アゴラの特徴や社会的役割〜日常生活の中心地〜

アゴラの特徴や社会的役割〜日常生活の中心地〜

アゴラの特徴や社会的役割
〜日常生活の中心地〜

古代ギリシアの政治的・文化的発展は、ギリシア世界各地に郡立していたポリスの発展と不可分です。そしてポリスの発展において、重要な役割を果たしたのが、ポリスの中心部に建設されたアゴラと呼ばれる公共広場です。

 

 

アゴラとはどんな場所?

アゴラは、神殿や役所などの公共建築物、店舗の立ち並ぶ柱廊(ストア)などで構成されています。

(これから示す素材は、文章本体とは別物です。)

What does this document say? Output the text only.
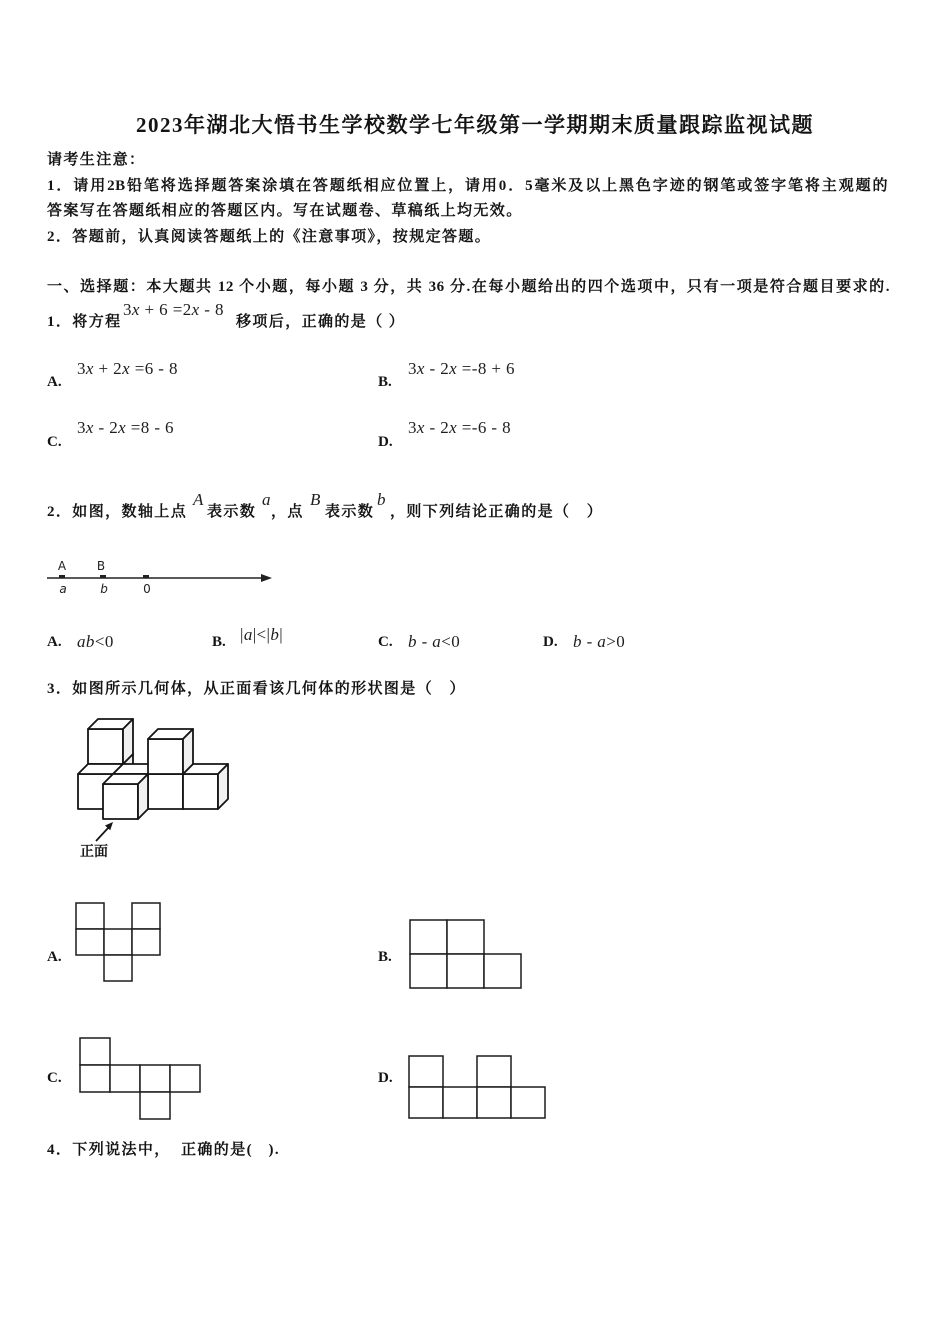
2023年湖北大悟书生学校数学七年级第一学期期末质量跟踪监视试题
请考生注意：
1．请用2B铅笔将选择题答案涂填在答题纸相应位置上，请用0．5毫米及以上黑色字迹的钢笔或签字笔将主观题的
答案写在答题纸相应的答题区内。写在试题卷、草稿纸上均无效。
2．答题前，认真阅读答题纸上的《注意事项》，按规定答题。
一、选择题：本大题共 12 个小题，每小题 3 分，共 36 分.在每小题给出的四个选项中，只有一项是符合题目要求的.
1．将方程
3x + 6 =2x - 8
移项后，正确的是（ ）
A.
3x + 2x =6 - 8
B.
3x - 2x =-8 + 6
C.
3x - 2x =8 - 6
D.
3x - 2x =-6 - 8
2．如图，数轴上点
A
表示数
a
，点
B
表示数
b
，则下列结论正确的是（　）
A	B
a	b	0
A. ab<0	B. |a|<|b|	C. b - a<0	D. b - a>0
3．如图所示几何体，从正面看该几何体的形状图是（　）
正面
A.	B.
C.	D.
4．下列说法中，  正确的是(   ).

休息/談笑/政治議論/商談/裁判など様々な目的のために開かれたオープン・スペースで、ポリス中から市民が集まっていました。
アクロポリスが軍事・宗教の中心地なら、その麓に置かれたアゴラはポリス市民の日常生活の中心地だったといえます。

 

アゴラの特徴や社会的役割〜日常生活の中心地〜


「アテナイのアゴラ」の遺跡/pixabayより

 

アゴラ管理のための役人も置かれ、公共建築物には図書館(メトロオン)、評議会所(ブレウテリオン)、当番評議員詰め所(トロス)などもあり、非常に充実した場所でした。
この充実したオープンスペースで、新しい知識を得たり、議論をして思索を深めたりすることで、多様なアイディアが創出され、ポリスの政治的・文化的発展にも繋がったのです。

 

アゴラ豆知識

  • 「アゴラ(Agora)」はもともとは市民集会を指す言葉だったが、やがて集会の場そのものを指す言葉に転化した。
  • 哲学の学派であるストア派というのは、前5世紀頃、アテナイのアゴラの柱廊(ストア)で哲学者ゼノンが演説したことに由来。
  • 古代ローマにもフォルム(Forum)と呼ばれる同様の機能をになった場があった。